Q&A: Understanding Enterprise Metadata
Data about data is a company's bread crumb trail to its information, but many enterprises have no management strategy.
Data about data is vital if you want to understand a company's information. What traps can you expect when you develop a metadata management strategy, and what best practices can you employ to make the process successful? For insight and answers, we turned to Greg Keller, chief evangelist at Embarcadero Technologies.
Enterprise Strategies: What is metadata and why is it so important to the enterprise?
Greg Keller: The short answer: it's data about data. The real answer: it's a company's bread crumb trail to its information … its lifeblood. Data is not information. Metadata is the descriptive taxonomy for a company's data which enables it to become usable information. Its most traditional implementation, metadata describes and categorizes the data which exists in enterprise applications. Not having this taxonomy increases the probability of applications errantly producing the same data (e.g., redundancy) and likely produced in a non-standardized way. Compound this problem over the hundreds or thousands of database systems in the enterprise and very quickly you can see how a data quality epidemic can arise.
What does a metadata management strategy include?
Keller: A metadata management strategy does not require you to boil the ocean or incur massive expenses. It can begin with its co-ownership by IT and those closest to the data who can assist in describing its semantics…e.g. business analysts who can describe the rules that require enforcement on the data. Ultimately, the strategy should include three key components: a means to collect, a means to normalize, and ultimately a means to communicate it.
This last component is key as the potentially voluminous information must be presented back to the business in a clear way so non-technical users can benefit from it to raise their productivity (e.g., a line-of-business analyst assembling a report and who must search for data of a specific type to quickly understand, source, and include all relevant data).
What are the general challenges a company is faced with in managing metadata?
Volume is the nemesis. The client/server boom in the 90s did good and bad things for us. It helped us stand up real applications sitting on relational database systems in weeks (not years in prior approaches) but brought with it massive data redundancy, departmentally siloed information, and radically varying quality. ERP systems tried to cure this ailment (among other things it promised) but exacerbated the problem by obfuscating a company's data.

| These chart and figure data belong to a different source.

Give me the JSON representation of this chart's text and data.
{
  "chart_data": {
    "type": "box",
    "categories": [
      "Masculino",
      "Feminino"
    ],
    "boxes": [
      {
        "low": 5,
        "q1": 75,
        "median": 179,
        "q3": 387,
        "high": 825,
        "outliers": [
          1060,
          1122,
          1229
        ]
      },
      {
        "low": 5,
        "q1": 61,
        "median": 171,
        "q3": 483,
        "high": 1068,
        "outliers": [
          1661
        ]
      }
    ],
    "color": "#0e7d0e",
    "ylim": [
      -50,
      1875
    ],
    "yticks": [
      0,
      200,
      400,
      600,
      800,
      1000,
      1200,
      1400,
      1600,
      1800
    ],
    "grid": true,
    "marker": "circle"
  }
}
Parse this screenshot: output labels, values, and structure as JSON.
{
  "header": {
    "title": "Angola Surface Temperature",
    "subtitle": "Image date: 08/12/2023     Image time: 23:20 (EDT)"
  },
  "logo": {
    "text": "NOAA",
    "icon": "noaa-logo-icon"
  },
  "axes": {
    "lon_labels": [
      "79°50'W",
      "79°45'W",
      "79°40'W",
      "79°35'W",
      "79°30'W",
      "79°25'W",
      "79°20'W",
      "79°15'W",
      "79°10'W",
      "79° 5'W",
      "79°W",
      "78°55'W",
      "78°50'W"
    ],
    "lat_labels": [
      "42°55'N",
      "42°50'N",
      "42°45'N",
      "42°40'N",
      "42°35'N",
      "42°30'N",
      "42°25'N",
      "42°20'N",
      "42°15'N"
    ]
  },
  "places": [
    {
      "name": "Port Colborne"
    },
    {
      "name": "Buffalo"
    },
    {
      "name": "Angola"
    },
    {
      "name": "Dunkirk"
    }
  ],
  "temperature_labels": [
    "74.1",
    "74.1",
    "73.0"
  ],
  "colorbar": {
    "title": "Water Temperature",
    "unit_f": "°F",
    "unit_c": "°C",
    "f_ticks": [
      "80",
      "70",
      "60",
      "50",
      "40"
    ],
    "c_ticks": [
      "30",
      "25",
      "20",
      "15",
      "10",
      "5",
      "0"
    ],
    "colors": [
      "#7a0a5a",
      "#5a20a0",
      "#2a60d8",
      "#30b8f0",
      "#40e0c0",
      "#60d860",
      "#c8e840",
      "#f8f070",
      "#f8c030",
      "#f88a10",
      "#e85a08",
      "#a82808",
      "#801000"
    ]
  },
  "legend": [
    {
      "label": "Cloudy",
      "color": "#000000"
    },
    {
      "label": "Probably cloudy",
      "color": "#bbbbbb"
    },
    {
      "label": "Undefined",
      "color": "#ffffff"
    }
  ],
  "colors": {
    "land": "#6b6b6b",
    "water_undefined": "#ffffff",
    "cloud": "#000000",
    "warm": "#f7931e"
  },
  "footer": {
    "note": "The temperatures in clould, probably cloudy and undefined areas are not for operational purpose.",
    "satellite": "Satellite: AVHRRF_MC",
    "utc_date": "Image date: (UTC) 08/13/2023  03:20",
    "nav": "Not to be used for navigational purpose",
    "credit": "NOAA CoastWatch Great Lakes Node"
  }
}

Ultimately, the business that needs to leverage its data to drive itself forward competitively is at a stalemate as it simply is ineffective at sourcing its own information to make critical decisions.
What do companies do today to solve these problems, and how successful are they?

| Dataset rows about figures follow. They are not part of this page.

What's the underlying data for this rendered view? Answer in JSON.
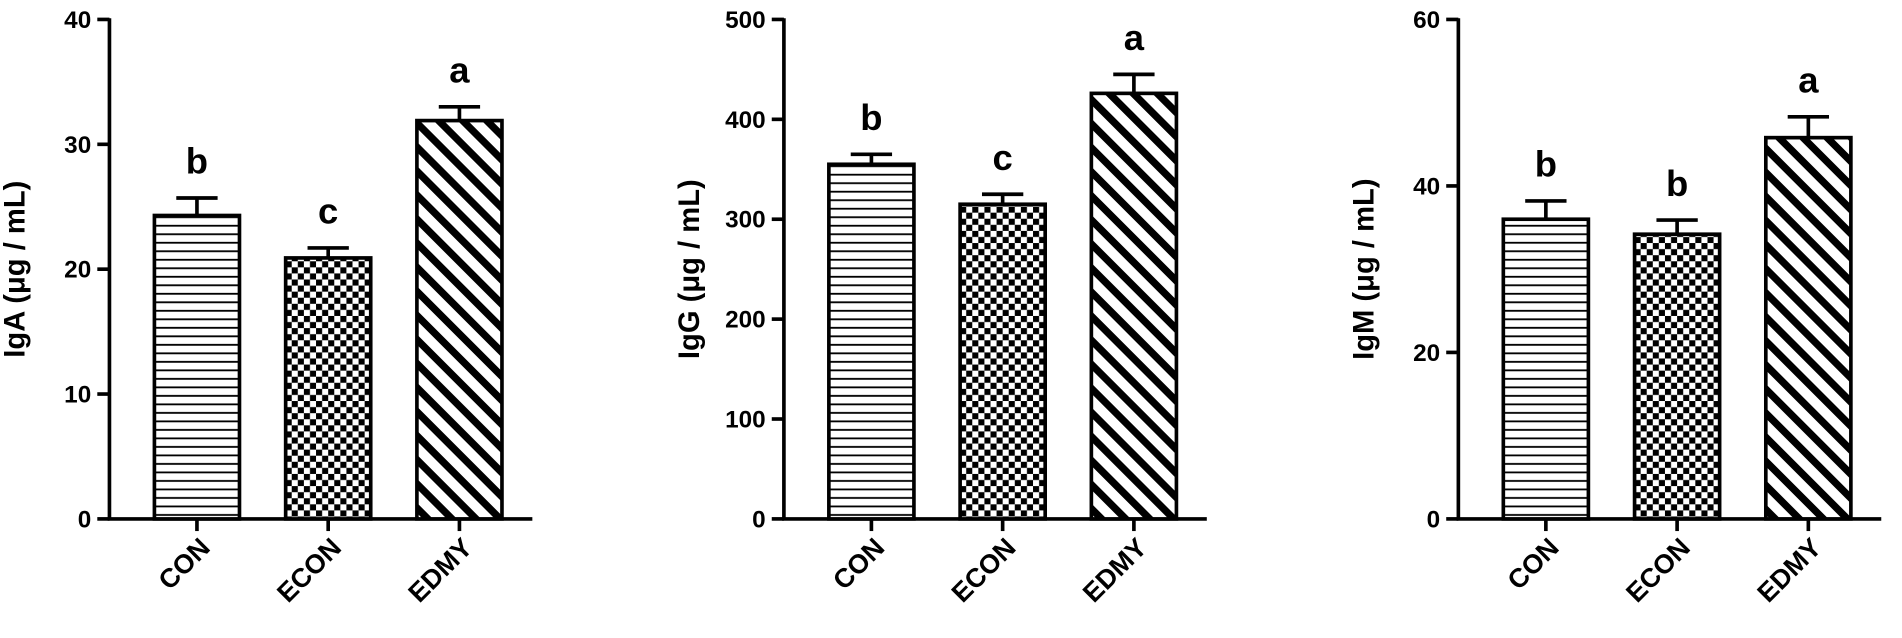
{
  "chart_data": [
    {
      "type": "bar",
      "y_label": "IgA (μg / mL)",
      "categories": [
        "CON",
        "ECON",
        "EDMY"
      ],
      "values": [
        24.3,
        20.9,
        31.9
      ],
      "errors": [
        1.4,
        0.8,
        1.1
      ],
      "annotations": [
        "b",
        "c",
        "a"
      ],
      "patterns": [
        "horizontal",
        "checker",
        "diagonal"
      ],
      "color": "#000000",
      "ylim": [
        0,
        40
      ],
      "yticks": [
        0,
        10,
        20,
        30,
        40
      ]
    },
    {
      "type": "bar",
      "y_label": "IgG (μg / mL)",
      "categories": [
        "CON",
        "ECON",
        "EDMY"
      ],
      "values": [
        355,
        315,
        426
      ],
      "errors": [
        10,
        10,
        19
      ],
      "annotations": [
        "b",
        "c",
        "a"
      ],
      "patterns": [
        "horizontal",
        "checker",
        "diagonal"
      ],
      "color": "#000000",
      "ylim": [
        0,
        500
      ],
      "yticks": [
        0,
        100,
        200,
        300,
        400,
        500
      ]
    },
    {
      "type": "bar",
      "y_label": "IgM (μg / mL)",
      "categories": [
        "CON",
        "ECON",
        "EDMY"
      ],
      "values": [
        36,
        34.2,
        45.8
      ],
      "errors": [
        2.2,
        1.7,
        2.5
      ],
      "annotations": [
        "b",
        "b",
        "a"
      ],
      "patterns": [
        "horizontal",
        "checker",
        "diagonal"
      ],
      "color": "#000000",
      "ylim": [
        0,
        60
      ],
      "yticks": [
        0,
        20,
        40,
        60
      ]
    }
  ]
}
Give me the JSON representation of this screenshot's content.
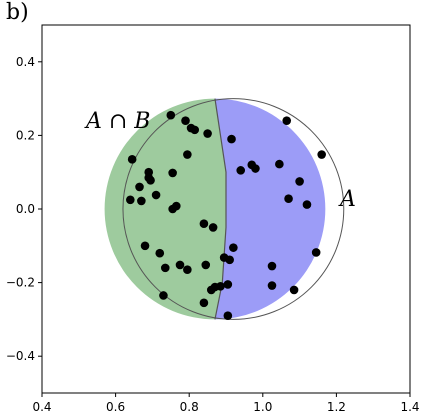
{
  "chart_data": {
    "type": "scatter",
    "panel_label": "b)",
    "title": "",
    "xlabel": "",
    "ylabel": "",
    "xlim": [
      0.4,
      1.4
    ],
    "ylim": [
      -0.5,
      0.5
    ],
    "x_ticks": [
      0.4,
      0.6,
      0.8,
      1.0,
      1.2,
      1.4
    ],
    "x_tick_labels": [
      "0.4",
      "0.6",
      "0.8",
      "1.0",
      "1.2",
      "1.4"
    ],
    "y_ticks": [
      0.4,
      0.2,
      0.0,
      -0.2,
      -0.4
    ],
    "y_tick_labels": [
      "0.4",
      "0.2",
      "0.0",
      "−0.2",
      "−0.4"
    ],
    "grid": false,
    "regions": {
      "circle": {
        "center": [
          0.92,
          0.0
        ],
        "radius": 0.3
      },
      "boundary_points": [
        [
          0.87,
          0.3
        ],
        [
          0.9,
          0.1
        ],
        [
          0.9,
          -0.05
        ],
        [
          0.89,
          -0.2
        ],
        [
          0.87,
          -0.3
        ]
      ],
      "intersection": {
        "label": "A ∩ B",
        "color": "#9ecb9e"
      },
      "remainder": {
        "label": "A",
        "color": "#9c9cf7"
      }
    },
    "points": [
      [
        0.75,
        0.255
      ],
      [
        1.065,
        0.24
      ],
      [
        0.79,
        0.24
      ],
      [
        0.805,
        0.22
      ],
      [
        0.815,
        0.215
      ],
      [
        0.85,
        0.205
      ],
      [
        0.915,
        0.19
      ],
      [
        1.16,
        0.148
      ],
      [
        0.795,
        0.148
      ],
      [
        0.645,
        0.135
      ],
      [
        0.97,
        0.12
      ],
      [
        1.045,
        0.122
      ],
      [
        0.98,
        0.11
      ],
      [
        0.94,
        0.105
      ],
      [
        0.755,
        0.098
      ],
      [
        0.69,
        0.1
      ],
      [
        0.69,
        0.085
      ],
      [
        1.1,
        0.075
      ],
      [
        0.695,
        0.078
      ],
      [
        0.665,
        0.06
      ],
      [
        0.71,
        0.038
      ],
      [
        0.64,
        0.025
      ],
      [
        0.67,
        0.022
      ],
      [
        1.07,
        0.028
      ],
      [
        1.12,
        0.012
      ],
      [
        0.765,
        0.008
      ],
      [
        0.755,
        0.0
      ],
      [
        0.84,
        -0.04
      ],
      [
        0.865,
        -0.05
      ],
      [
        0.68,
        -0.1
      ],
      [
        0.92,
        -0.105
      ],
      [
        0.72,
        -0.12
      ],
      [
        0.895,
        -0.132
      ],
      [
        0.91,
        -0.138
      ],
      [
        1.145,
        -0.118
      ],
      [
        0.775,
        -0.152
      ],
      [
        0.845,
        -0.152
      ],
      [
        1.025,
        -0.155
      ],
      [
        0.735,
        -0.16
      ],
      [
        0.795,
        -0.165
      ],
      [
        0.905,
        -0.205
      ],
      [
        1.025,
        -0.208
      ],
      [
        0.885,
        -0.21
      ],
      [
        0.87,
        -0.212
      ],
      [
        0.86,
        -0.22
      ],
      [
        1.085,
        -0.22
      ],
      [
        0.73,
        -0.235
      ],
      [
        0.84,
        -0.255
      ],
      [
        0.905,
        -0.29
      ]
    ]
  }
}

The successful solutions we've seen in companies vary from large scale Repository implementations to, more often, a good modeling tool and simple Excel spreadsheets made accessible to the business through intranets and SharePoint describing data assets. Realistically, companies have to acknowledge they have a data knowledge problem and back a decision to help resolve it. That is the very first step to a solution…admitting you have the problem and why it is detrimental to the business.
Are there any "gotchas" or traps that IT falls into when trying to manage metadata?
Going "too big" initially by overzealous IT or architecture teams who are attempting to build a metadata panacea is likely a path to failure. It's like trying to run a marathon with no training. The traps that are likely to be seen are from the business itself that is pressuring to see results and forced to wait for this promised valuable IT service.
Sourcing metadata from database data dictionaries is fairly trivial, but the gotchas are often attempting to understand the semantics and meaning of it. It takes time and buy-in from those closest to the application and business to assist in describing it so it can be documented, turned around, and communicated effectively.
What best practices can you recommend? What should an enterprise be doing to create an effective strategy to address the challenges you've mentioned?
As mentioned above, a good rule of thumb for ambitious teams implementing a metadata strategy is to pick a problem, even a small one, and follow through to successful implementation. An example would be to start with a single problematic application, categorize and document its data, and turn this around to business and development teams in a manner they can benefit from to get their jobs done faster. In other words, get a quick win with a challenging application and data consumer segment that will benefit from the metadata and they will tell tales of their improved effectiveness and productivity due to the metadata path to the apps data. Then replicate that success playbook to other applications/constituencies. It is no more complex than that.
What products or services does Embarcadero Technologies offer regarding metadata?
We take metadata seriously and it is core to our offerings. The DatabaseGear family of products offers key components of a metadata strategy including ER/Studio, a data modeling product which collects and visually displays metadata and its relations, ER/Studio MetaWizard, which is a facility of ER/Studio to help connect to and collect metadata from a variety of non-relational database sources (e.g. XML files, UML tools, business intelligence repositories, etc), and ER/Studio Enterprise Portal, a vehicle to enable Google-like searching of this metadata by the non-technical users in the enterprise.